5.8. Beklaagde heeft verder in repliek gesteld dat ook bij controle op 5 maart 2012 de wortelrestanten niet ontstoken waren, dat het gebied er rustig uitzag en dat er geen noodzaak tot ingrijpen of een verdere behandeling bestond. Beklaagde heeft hiernaast gesteld dat hij bij die controle ook geen afgebroken kies of kroon heeft gezien. Op grond hiervan kan naar het oordeel van het college niet worden uitgesloten dat de wortelrestanten eerst na 5 maart 2012 zijn gaan opspelen c.q. ontstoken zijn geraakt en/of dat de bewuste kies en kroon eerst na die datum zijn afgebroken. Een en ander brengt mee dat de klacht afstuit op bewijs en dat niet of onvoldoende vast is komen staan dat beklaagde ten aanzien van de gebitsklachten van de kat nalatig handelen kan worden verweten.

5.9. Wel is het college van oordeel dat beklaagde in zijn patiëntenadministratie duidelijker en vollediger had kunnen en behoren te zijn, aangezien daar niet uit kan worden afgeleid welke gebitselementen door hem zijn verwijderd. Mede gelet op het feit dat beklaagde er blijk van heeft gegeven zich van deze tekortkoming in zijn administratie bewust te zijn en om die reden de kosten van de uitgevoerde behandeling aan klaagster heeft terugbetaald, wordt volstaan met de aanbeveling om voor de toekomst verbeteringen in de verslaglegging door te voeren.
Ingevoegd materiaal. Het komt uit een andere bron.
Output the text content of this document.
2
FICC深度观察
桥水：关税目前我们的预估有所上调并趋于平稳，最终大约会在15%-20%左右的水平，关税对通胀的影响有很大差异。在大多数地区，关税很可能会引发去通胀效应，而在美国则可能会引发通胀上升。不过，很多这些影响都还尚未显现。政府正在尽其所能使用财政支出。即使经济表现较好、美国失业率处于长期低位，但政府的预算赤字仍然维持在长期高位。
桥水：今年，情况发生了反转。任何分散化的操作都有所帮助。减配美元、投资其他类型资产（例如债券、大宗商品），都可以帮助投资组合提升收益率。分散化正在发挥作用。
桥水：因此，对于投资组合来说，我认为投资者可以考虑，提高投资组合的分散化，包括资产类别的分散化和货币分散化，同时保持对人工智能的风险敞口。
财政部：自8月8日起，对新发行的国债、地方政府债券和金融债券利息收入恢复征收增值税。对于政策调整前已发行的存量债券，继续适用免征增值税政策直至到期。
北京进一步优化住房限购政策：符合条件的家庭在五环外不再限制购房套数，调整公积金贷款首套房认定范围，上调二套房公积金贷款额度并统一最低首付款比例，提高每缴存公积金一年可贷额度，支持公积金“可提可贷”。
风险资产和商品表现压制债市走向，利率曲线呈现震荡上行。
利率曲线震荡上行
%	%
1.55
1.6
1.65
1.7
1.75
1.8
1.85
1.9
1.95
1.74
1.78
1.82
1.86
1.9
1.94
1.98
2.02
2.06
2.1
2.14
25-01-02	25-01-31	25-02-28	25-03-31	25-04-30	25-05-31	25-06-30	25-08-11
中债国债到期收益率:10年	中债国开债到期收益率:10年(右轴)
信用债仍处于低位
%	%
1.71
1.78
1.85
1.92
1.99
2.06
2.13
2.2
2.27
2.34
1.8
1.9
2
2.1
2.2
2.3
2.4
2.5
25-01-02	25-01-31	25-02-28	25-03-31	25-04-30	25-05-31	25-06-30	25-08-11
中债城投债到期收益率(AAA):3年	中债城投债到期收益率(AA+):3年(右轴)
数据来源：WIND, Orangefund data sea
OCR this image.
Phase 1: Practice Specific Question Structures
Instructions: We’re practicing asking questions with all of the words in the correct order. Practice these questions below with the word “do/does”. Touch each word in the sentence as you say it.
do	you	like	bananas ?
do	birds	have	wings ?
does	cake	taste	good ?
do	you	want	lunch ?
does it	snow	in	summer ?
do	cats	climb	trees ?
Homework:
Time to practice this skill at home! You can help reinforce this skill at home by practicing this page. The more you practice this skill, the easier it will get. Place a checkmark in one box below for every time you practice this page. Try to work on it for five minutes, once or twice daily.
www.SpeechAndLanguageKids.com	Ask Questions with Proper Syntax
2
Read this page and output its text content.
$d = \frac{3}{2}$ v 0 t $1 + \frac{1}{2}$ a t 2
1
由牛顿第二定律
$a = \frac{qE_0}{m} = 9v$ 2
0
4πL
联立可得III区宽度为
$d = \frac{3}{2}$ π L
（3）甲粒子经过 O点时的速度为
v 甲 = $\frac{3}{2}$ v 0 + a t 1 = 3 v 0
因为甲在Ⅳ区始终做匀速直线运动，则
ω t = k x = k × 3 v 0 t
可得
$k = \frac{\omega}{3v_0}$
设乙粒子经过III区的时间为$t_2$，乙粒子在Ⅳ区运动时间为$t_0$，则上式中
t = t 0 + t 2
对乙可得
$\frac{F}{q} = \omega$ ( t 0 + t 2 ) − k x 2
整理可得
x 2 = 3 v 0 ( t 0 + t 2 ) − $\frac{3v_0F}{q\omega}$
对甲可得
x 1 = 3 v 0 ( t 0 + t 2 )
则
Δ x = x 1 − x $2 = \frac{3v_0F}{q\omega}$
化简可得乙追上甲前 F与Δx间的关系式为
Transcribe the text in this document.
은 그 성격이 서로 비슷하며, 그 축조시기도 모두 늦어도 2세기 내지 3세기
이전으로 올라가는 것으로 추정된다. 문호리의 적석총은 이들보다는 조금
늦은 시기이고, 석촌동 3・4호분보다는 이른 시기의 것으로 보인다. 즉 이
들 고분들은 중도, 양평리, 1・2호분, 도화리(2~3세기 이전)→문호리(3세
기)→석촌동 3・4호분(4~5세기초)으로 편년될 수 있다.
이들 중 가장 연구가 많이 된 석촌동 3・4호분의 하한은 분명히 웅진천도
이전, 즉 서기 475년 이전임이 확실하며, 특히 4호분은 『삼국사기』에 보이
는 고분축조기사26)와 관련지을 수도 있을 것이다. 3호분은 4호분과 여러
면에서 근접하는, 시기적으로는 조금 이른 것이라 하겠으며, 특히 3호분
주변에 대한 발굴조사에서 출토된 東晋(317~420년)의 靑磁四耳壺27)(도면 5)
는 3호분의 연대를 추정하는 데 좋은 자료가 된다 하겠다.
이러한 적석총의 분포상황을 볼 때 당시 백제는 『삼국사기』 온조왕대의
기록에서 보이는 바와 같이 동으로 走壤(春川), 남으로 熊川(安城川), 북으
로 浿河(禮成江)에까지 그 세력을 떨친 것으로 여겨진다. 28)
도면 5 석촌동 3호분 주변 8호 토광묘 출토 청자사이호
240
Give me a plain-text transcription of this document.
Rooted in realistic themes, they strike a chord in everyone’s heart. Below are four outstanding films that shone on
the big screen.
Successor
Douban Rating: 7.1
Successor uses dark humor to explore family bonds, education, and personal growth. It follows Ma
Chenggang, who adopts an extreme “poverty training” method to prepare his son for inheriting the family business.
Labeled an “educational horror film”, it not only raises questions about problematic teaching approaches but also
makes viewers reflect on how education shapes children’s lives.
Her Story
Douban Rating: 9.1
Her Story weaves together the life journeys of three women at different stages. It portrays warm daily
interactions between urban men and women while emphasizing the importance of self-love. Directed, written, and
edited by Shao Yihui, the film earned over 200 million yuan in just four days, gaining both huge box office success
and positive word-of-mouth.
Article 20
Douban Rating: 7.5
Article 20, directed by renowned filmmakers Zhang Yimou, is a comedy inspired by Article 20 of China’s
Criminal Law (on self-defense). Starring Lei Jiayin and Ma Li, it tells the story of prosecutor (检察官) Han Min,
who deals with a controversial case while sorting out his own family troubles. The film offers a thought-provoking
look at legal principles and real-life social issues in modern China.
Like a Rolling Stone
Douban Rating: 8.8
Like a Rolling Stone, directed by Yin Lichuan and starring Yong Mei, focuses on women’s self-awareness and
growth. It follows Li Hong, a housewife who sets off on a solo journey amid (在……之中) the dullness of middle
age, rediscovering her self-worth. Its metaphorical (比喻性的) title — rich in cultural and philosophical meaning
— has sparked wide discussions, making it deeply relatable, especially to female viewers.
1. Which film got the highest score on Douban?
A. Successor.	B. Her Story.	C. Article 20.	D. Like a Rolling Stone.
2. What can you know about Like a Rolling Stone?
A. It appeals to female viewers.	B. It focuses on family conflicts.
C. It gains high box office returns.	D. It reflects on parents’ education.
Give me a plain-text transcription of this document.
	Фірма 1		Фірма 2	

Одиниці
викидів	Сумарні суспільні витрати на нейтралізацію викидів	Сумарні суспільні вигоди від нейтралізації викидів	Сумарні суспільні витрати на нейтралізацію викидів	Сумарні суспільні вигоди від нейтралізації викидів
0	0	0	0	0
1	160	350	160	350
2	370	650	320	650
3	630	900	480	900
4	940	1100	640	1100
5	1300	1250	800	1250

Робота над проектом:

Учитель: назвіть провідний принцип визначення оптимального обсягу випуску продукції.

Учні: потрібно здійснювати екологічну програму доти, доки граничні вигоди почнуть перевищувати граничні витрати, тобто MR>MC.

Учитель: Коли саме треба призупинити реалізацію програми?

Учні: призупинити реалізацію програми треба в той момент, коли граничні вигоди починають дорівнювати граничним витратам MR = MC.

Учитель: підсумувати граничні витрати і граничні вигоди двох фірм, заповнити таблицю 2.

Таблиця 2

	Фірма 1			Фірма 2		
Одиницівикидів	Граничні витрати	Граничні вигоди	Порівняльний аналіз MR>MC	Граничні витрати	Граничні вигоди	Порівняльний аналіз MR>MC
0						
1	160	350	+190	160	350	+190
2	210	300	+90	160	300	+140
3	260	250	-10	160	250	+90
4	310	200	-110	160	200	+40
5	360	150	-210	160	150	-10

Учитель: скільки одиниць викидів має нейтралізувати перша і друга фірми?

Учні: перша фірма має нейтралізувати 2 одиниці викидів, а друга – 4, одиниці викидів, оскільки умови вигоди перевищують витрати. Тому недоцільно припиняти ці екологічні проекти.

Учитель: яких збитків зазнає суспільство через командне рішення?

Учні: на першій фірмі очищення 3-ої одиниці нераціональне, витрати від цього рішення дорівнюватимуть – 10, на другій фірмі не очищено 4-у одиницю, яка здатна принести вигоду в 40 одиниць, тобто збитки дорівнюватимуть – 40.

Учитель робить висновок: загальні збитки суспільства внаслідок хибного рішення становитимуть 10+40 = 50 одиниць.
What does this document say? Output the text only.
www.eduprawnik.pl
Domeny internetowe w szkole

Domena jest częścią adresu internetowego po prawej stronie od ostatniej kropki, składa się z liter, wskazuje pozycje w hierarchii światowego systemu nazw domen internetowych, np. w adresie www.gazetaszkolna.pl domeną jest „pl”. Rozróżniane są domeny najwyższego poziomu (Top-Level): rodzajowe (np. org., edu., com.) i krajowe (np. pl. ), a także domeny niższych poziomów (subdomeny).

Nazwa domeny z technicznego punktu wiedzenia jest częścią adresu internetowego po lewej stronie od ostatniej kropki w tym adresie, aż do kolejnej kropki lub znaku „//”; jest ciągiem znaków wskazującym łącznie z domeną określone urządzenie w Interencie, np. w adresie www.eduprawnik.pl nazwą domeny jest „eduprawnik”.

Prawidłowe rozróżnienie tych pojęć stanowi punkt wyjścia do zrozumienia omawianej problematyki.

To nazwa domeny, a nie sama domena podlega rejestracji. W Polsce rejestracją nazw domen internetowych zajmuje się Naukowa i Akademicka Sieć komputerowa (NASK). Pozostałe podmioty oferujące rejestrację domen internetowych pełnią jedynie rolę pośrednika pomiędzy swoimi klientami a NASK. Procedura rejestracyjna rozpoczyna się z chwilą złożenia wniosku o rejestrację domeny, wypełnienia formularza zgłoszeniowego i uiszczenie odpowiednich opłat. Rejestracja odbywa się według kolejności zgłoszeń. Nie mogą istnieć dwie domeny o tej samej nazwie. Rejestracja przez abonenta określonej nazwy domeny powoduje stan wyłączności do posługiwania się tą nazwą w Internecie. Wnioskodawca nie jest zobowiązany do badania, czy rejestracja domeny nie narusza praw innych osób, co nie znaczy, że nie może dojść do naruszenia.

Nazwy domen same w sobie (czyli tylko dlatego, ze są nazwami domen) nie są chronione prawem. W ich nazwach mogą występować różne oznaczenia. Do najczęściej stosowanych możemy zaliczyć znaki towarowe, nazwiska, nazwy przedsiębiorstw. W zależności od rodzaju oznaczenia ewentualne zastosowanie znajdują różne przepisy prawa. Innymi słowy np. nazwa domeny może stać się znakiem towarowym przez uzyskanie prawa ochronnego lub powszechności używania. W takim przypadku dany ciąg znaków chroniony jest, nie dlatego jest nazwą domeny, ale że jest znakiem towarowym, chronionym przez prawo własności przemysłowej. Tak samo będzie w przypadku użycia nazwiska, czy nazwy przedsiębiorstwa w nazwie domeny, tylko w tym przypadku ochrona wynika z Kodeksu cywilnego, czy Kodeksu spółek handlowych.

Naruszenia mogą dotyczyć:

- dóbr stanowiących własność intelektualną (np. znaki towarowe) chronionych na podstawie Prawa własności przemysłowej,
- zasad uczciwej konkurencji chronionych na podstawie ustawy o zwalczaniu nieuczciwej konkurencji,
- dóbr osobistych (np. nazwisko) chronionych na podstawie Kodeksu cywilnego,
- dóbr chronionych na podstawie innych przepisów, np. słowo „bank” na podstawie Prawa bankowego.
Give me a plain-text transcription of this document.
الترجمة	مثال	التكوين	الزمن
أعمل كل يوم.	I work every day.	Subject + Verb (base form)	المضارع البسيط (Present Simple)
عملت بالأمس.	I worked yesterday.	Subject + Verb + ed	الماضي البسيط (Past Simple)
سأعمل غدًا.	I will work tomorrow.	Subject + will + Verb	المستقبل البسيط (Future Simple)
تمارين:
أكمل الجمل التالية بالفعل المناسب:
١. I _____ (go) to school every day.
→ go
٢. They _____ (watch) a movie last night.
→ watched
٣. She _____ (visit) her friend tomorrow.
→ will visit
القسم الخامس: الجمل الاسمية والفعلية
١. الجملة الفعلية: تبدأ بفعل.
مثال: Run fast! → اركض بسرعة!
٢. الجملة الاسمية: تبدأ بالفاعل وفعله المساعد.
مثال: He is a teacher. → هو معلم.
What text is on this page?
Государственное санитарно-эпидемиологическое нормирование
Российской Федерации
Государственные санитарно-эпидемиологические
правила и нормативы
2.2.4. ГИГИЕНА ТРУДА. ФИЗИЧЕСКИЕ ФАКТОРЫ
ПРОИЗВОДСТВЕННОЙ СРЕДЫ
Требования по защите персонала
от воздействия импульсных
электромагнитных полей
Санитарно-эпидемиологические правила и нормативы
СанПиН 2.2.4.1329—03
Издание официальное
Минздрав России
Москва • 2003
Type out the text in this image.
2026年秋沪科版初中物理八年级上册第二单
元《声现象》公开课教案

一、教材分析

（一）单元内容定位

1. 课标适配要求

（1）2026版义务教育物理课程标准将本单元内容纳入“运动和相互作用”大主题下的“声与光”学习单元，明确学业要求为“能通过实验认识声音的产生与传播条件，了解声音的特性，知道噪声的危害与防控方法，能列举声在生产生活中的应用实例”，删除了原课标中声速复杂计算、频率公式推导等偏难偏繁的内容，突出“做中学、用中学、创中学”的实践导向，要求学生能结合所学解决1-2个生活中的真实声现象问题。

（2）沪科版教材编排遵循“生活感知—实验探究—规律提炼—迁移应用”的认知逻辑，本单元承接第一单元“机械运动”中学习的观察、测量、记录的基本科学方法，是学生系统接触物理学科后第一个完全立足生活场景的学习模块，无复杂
5.10. Het vorenstaande in aanmerking nemende, is naar het oordeel van het college niet althans onvoldoende komen vast te staan dat beklaagde ten aanzien van de kat veterinair onjuist heeft gehandeld, althans niet zodanig dat het opleggen van een tuchtrechtelijke maatregel geboden zou zijn. Gelet hierop wordt als volgt beslist.

6. DE BESLISSING 

Het college:

verklaart de klacht ongegrond.

Aldus vastgesteld te ’s-Gravenhage door mr. G.J. van Muijen, voorzitter, en door de leden drs. J. Hilvering, drs. M.Lockhorst, drs. B.G. Tillema en drs.  A.H.A. Steentjes, in tegenwoordigheid van mr. J.B.M. Keijzers, secretaris.

Uitgesproken in het openbaar op 28 maart  2014 door mr. G.J. van Muijen, voorzitter, in tegenwoordigheid van mr. J.B.M. Keijzers, secretaris.